Grande su influencia. El Instituto Karolinska, de Suecia, concluyó que “la microbiótica intestinal modula el desarrollo cerebral y el comportamiento”. Contribuye a la formación de las neuronas en el niño. Ratones con ella alterada no recuerdan ni el camino para alimentarse. Al intestino lo llaman el “segundo cerebro”, porque con su microbioma recuerda y tiene su propio inconsciente, influye en la personalidad, los estados de ánimo y la sociabilidad. Elabora el 90% de la dopamina, la hormona de la felicidad y otros neurotransmisores. Es fundamental en el aprendizaje, pues origina las ondas alfa, las de la concentración. Activa las zonas de la memoria, las emociones y el lenguaje.
El cerebro seguirá siendo el más eminente de la creación. Escribió la Ilíada, compuso la Novena Sinfonía en la cabeza de Beethoven y formuló las teorías de Newton y Einstein.
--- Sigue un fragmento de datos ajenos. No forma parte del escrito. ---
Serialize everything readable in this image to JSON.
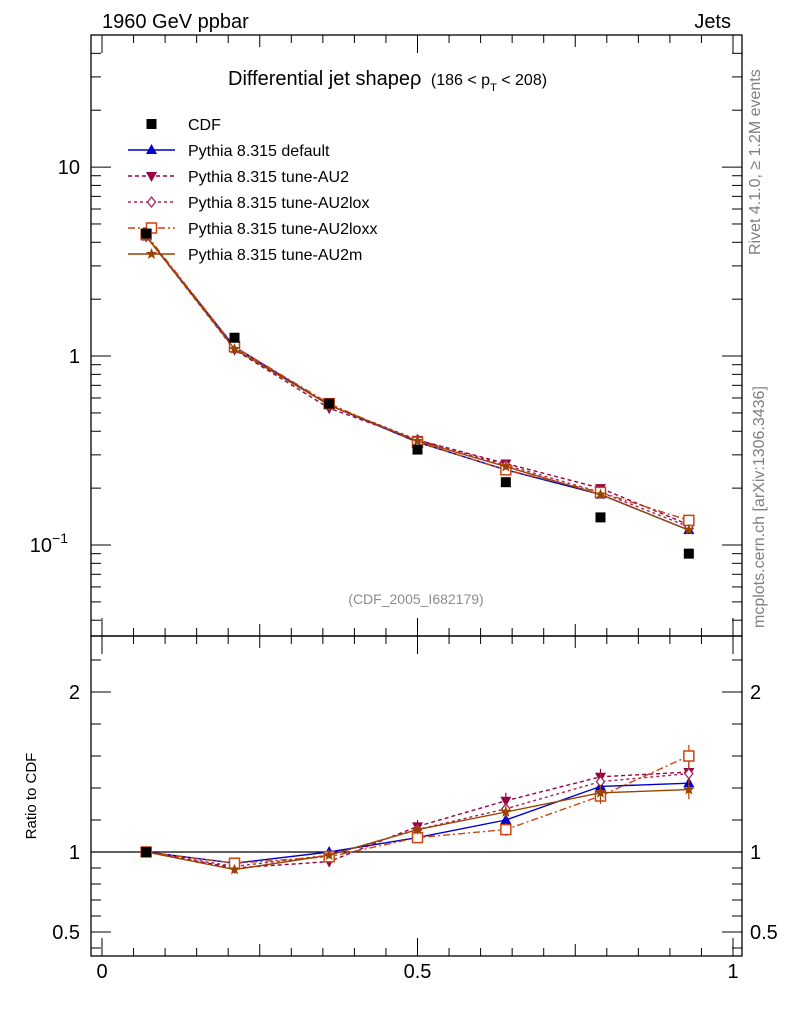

Pero ya no es el supremo director. Más bien un presidente o un primer ministro en democracia, que debe atender otros poderes.
Impresiona que desde ese intestino, y además unos microbios, en donde se genera la materia fecal, se reúnan, se comuniquen con nuestra cabeza y condicionen ciertas grandezas del cerebro. Lección para ser humildes ante la naturaleza, que con tranquilidad utiliza para bien sus elementos. Incluso dentro de nosotros mismos.